At Bell’s, when we were tempted to misbehave, when we got out of line, and when we cautioned each other—Hush up, now; Don’t be dumb, man—it was always the SEZ we were thinking about. What you trying to do? we’d say. Get your ass sold offshore? In the times of Old Slavery, in Maryland or Virginia, they would trade rumors about the hot hell of the cotton lands; at Bell’s we sweated over the SEZ. It floated in our imaginations then, as I saw it floating terrible now in Martha’s, thinking about the man she loved. A machine island floating on dark water, shrouded in black smoke. A fortress carapaced in scaffolding and metal decks, masted with smokestacks. Gas fires burning orange in its vents, satellite dishes rotating slowly on its towers.
“Might be better,” I said to her, “if he was dead.”
“No,” she said. “No.”
I told her everything. I told her about you, darling. I told her the whole story. Sitting on the thin bedspread in the hotel room, told her about Bell’s and about you, told her about Chicago and about Bridge, told her about Barton and Jackdaw and Dr. Cormer in the field of corn.

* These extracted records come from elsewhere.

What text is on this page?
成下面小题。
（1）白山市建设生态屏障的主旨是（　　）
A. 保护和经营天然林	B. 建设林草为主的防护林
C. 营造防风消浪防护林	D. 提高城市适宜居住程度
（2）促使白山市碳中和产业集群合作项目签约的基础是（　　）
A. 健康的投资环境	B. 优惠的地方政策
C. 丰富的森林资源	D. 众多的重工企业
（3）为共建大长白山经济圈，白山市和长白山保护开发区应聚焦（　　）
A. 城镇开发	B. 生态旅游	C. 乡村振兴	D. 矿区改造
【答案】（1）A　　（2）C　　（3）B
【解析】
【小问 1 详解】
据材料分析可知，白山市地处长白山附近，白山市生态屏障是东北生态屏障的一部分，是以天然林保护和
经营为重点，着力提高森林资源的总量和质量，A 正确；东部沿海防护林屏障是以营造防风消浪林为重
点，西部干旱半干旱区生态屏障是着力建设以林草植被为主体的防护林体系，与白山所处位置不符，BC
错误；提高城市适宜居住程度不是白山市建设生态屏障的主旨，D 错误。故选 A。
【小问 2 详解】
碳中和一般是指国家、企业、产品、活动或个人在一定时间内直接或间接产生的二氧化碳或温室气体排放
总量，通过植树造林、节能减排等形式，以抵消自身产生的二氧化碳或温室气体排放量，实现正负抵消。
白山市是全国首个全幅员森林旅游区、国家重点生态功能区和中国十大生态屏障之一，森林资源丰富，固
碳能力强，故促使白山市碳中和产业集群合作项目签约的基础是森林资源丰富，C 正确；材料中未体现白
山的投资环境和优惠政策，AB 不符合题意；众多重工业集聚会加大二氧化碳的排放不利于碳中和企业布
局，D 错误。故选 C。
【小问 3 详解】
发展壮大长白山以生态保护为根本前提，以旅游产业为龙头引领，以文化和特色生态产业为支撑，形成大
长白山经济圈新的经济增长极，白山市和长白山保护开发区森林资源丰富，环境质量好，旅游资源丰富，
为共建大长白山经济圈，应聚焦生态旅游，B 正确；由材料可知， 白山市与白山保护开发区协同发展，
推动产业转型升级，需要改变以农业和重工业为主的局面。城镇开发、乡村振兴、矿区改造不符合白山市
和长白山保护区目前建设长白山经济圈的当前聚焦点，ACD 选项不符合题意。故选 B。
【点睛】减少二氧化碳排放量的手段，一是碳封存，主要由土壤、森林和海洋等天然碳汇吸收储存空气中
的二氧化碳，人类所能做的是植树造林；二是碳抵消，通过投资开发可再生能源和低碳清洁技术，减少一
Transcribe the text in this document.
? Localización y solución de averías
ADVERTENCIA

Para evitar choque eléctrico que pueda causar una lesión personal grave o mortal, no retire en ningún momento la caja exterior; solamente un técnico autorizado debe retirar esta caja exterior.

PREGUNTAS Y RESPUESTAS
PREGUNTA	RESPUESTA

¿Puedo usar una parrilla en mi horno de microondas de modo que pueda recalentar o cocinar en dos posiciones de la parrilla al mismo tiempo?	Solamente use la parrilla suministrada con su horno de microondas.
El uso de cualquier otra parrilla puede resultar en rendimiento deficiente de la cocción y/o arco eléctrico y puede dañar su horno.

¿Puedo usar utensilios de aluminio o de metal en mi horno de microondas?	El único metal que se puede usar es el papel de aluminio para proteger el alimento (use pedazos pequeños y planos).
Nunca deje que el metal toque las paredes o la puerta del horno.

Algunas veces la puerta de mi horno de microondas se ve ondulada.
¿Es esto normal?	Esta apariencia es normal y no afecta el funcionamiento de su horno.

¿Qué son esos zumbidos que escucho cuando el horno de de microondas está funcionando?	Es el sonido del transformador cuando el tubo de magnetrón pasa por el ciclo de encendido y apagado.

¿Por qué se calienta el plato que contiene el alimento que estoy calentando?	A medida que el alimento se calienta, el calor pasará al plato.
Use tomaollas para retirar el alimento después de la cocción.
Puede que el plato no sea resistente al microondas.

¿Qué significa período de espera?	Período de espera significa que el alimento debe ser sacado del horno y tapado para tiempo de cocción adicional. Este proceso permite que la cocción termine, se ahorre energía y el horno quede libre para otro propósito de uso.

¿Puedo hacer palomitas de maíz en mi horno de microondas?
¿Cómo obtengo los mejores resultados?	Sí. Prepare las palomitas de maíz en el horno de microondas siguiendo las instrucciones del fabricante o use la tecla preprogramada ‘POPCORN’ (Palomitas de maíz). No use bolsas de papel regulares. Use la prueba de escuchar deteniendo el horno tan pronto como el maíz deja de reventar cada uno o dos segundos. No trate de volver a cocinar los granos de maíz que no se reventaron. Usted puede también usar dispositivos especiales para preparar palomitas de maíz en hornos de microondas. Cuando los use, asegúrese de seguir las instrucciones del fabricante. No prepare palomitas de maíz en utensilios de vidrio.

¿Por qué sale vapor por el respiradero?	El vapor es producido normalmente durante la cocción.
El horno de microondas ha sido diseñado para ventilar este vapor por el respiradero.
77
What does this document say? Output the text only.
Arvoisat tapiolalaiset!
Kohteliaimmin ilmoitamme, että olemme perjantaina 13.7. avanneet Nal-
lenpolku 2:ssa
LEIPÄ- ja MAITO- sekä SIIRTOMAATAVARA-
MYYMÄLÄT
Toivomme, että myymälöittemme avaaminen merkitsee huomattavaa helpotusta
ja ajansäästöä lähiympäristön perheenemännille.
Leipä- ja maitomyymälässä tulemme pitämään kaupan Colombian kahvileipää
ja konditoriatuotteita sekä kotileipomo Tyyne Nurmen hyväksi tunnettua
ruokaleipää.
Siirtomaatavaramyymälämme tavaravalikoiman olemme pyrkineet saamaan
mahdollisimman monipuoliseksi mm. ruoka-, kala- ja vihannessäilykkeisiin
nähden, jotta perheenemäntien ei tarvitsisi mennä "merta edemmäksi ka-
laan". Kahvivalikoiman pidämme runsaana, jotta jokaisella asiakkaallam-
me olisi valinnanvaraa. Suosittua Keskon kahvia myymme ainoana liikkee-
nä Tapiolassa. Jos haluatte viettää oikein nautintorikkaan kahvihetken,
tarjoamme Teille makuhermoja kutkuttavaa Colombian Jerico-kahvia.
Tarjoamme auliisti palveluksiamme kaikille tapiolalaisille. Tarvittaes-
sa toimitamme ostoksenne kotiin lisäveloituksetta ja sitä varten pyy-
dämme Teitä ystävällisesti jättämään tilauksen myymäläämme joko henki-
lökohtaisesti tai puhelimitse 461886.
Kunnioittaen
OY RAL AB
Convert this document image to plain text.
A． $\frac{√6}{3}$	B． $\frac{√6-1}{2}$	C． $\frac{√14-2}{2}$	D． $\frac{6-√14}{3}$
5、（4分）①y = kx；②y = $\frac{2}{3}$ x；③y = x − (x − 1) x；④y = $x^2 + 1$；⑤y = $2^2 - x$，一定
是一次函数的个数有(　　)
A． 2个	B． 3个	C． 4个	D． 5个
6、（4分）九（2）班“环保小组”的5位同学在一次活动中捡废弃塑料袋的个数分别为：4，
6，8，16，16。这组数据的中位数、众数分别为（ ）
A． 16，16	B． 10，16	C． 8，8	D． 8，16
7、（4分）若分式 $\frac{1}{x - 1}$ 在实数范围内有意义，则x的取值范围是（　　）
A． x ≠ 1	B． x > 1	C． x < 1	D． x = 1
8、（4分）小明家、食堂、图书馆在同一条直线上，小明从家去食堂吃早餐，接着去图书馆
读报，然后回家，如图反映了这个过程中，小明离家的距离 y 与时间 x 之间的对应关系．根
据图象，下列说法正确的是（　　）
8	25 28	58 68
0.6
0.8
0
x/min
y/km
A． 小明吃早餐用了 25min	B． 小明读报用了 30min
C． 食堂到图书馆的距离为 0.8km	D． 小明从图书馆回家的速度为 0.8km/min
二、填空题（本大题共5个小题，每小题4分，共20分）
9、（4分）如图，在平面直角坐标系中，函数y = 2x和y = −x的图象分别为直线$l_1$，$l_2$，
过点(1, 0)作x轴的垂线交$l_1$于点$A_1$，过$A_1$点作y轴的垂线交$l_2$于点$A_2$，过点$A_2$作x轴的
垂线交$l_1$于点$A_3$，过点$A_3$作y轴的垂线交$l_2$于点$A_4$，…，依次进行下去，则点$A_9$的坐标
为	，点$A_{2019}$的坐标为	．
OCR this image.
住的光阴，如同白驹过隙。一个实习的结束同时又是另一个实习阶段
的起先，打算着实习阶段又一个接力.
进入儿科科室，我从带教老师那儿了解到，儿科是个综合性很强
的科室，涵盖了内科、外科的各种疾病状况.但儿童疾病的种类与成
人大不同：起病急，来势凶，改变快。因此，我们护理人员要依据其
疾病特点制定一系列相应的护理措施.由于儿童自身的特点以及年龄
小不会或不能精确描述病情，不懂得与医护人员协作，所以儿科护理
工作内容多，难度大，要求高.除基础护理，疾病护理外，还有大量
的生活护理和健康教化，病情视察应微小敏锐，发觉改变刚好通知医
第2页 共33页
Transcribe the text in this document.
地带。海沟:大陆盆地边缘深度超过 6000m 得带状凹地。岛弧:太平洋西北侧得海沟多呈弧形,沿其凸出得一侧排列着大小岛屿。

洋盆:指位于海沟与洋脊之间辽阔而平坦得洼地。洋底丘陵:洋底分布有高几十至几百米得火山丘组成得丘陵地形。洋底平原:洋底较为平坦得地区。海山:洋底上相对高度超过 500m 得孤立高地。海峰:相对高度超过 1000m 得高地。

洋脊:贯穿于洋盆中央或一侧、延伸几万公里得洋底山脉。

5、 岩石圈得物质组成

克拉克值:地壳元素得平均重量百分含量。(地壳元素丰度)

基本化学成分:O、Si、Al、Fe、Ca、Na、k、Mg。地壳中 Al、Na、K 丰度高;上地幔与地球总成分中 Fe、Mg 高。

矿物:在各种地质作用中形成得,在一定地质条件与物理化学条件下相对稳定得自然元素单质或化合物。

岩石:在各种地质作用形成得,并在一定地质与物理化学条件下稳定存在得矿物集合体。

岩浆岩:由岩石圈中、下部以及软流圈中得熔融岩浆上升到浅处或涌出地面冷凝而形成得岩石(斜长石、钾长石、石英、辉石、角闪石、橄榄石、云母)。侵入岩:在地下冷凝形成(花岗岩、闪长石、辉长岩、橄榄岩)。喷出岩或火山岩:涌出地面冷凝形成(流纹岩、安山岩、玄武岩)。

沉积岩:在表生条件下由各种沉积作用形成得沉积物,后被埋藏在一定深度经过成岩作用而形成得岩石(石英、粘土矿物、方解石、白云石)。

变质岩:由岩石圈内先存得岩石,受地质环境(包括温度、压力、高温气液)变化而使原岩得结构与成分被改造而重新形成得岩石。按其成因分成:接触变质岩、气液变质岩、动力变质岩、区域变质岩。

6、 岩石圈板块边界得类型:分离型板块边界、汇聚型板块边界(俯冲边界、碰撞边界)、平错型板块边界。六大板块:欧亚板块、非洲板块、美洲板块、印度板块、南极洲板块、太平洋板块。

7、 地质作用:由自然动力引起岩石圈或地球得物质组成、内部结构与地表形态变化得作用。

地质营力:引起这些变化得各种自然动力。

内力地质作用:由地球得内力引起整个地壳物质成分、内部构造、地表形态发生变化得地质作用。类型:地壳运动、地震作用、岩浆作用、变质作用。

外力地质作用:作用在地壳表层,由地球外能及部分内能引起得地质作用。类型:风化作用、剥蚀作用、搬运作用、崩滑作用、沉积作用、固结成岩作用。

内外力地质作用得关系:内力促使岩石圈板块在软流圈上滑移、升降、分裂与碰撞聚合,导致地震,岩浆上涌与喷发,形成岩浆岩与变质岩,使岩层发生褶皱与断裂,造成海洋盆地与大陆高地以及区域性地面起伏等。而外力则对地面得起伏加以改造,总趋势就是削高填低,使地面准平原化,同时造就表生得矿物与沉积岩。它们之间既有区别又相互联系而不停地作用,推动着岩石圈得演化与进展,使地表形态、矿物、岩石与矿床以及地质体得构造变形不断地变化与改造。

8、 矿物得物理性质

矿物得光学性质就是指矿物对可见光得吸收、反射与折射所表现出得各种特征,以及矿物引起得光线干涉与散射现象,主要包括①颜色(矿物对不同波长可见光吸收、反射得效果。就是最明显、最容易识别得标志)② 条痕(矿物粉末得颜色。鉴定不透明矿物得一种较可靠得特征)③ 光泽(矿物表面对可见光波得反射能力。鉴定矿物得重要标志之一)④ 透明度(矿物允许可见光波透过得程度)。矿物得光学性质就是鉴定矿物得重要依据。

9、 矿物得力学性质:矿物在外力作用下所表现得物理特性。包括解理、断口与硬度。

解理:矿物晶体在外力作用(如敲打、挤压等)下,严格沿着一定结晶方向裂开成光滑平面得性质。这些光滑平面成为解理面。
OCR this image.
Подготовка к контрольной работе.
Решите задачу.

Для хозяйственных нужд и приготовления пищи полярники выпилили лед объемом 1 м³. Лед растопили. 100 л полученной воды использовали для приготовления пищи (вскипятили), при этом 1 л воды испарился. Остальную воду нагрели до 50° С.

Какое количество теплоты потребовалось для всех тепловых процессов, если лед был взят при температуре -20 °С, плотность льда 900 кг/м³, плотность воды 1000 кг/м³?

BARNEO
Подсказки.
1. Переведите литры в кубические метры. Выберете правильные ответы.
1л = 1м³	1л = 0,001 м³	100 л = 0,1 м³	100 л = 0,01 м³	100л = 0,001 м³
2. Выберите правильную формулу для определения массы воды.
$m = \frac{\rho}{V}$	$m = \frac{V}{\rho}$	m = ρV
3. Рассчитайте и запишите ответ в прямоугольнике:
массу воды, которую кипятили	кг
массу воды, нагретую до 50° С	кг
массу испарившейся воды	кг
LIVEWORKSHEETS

About what you said, about two worlds, this world and another one, us now and us later, what we are and what we are going to be.
We’re in Chicago, and I still have never been to Canada. We’re in Chicago, not permanently, but right now. Today. Everything I see I wish that you were seeing. I went to a hot-dog cart for lunch. I ate three hot dogs, thinking of you. I bought one for Lionel, then another one.
And here I am, on an elevator, riding the elevator up to visit a company that makes elevators. Martha and her boy are across the street at a coffee shop called Joey’s. Martha is reading the Chicago Tribune. Lionel is reading the comics and drinking chocolate milk. Martha’s hatchback is directly outside, visible from the front door of the building I’m in, parked in such a way that we can get out quickly if need be. Lionel knows only that we are on an adventure, and that is enough; that is more than enough.